Centralization also brings a holistic, consistent focus on management of consumer data. For a financial institution, this centralization and consistency provides an improved customer experience in the handling of disputes and complaints. For example, if, as a consumer, you have both a mortgage and a credit card with the same bank and you’re unable to pay your bills due to a financial challenge, you can work with the lender in a consistent way to get accommodations across both products. And that financial institution is then managing and reporting those accommodations in the same way for both accounts—something that is highly beneficial to both the consumer and the institution.

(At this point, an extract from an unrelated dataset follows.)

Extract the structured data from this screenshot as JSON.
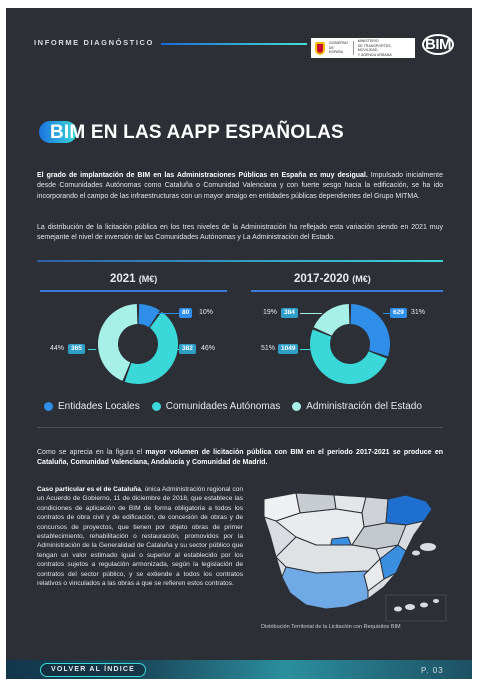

Other benefits of centralized credit furnishing and disputes include consistency in regulatory and corporate policy compliance and with operational risk control and oversight. Developing a centralized oversight organization can define standards for all frontline operations. This is a great place to start, but with this construct all furnishing and disputes operations will remain siloed by portfolio.
Conversely, a center of excellence (COE) goes beyond centralized oversight and unifies all furnishing and dispute operations into one unit that enforces the expectations associated with multiple lines of business. With a COE in place, it’s far easier to ensure consistency of operations and regulatory compliance—and certainly to achieve efficiencies of scale—when combining all operations in one group.
Of course, for this to work you need to have both clearly defined furnishing standards and validation controls that follow the data through its full life cycle (both pre- and post-submission of data to the credit reporting agencies). Ideally, you’ll be using automated tools to conduct all needed validations along the way. Similarly, you will benefit from a consistent disputes process across all products and streamline those operations with an automated case management system.
Simply put, FCRA compliance is a high-risk area for banks and other financial institutions. A COE paves the way for more efficient use of technologies (like automation). More importantly, it also provides a singular leadership of those high-risk processes, operations and governance—all to help achieve consistency, compliance and a positive customer experience.